NFKC vs NFKD — Compatibility Composition vs Decomposition
Learn how NFKC and NFKD differ from NFC/NFD by applying compatibility decomposition. Understand when ligatures, fullwidth characters, and special symbols are transformed.
Detailed Explanation
NFKC vs NFKD: Compatibility Normalization
NFKC and NFKD add compatibility decomposition on top of canonical normalization. This means they replace characters that are semantically different but visually similar with their standard equivalents.
What Compatibility Decomposition Does
| Input | NFKC/NFKD Result | Description |
|---|---|---|
fi (fi ligature) |
fi |
Ligature split into letters |
A (fullwidth A) |
A |
Fullwidth to ASCII |
½ (vulgar fraction) |
1⁄2 |
Fraction decomposed |
Ω (Ohm sign) |
Ω |
Symbol to Greek letter |
Ⅰ (Roman numeral I) |
I |
Numeral to letter |
NFKC vs NFKD
The difference between NFKC and NFKD mirrors the NFC/NFD distinction:
- NFKD: Compatibility decomposition only (longer output)
- NFKC: Compatibility decomposition followed by canonical composition (shorter output)

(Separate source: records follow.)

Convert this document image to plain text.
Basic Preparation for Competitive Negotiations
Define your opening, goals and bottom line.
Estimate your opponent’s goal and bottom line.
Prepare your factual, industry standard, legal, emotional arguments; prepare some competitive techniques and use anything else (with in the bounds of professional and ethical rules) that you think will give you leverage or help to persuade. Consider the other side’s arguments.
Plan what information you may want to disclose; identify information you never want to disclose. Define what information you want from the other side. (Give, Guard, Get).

For example, with fié (fi-ligature followed by é):
- NFKD:
f+i+e+́(4 code points) - NFKC:
f+i+é(3 code points)
Important Warning
Compatibility normalization is lossy — it discards formatting distinctions that may be meaningful. The fi-ligature and the letters "fi" are semantically different in some contexts (e.g., typography). Only use NFKC/NFKD when you intentionally want to discard these distinctions.
Use Case
Critical for search engines, username validation, and security systems that need to treat visually similar characters identically. NFKC is used by Python's NFKC casefold for identifier comparison, and by PRECIS (RFC 8264) for username/password preparation.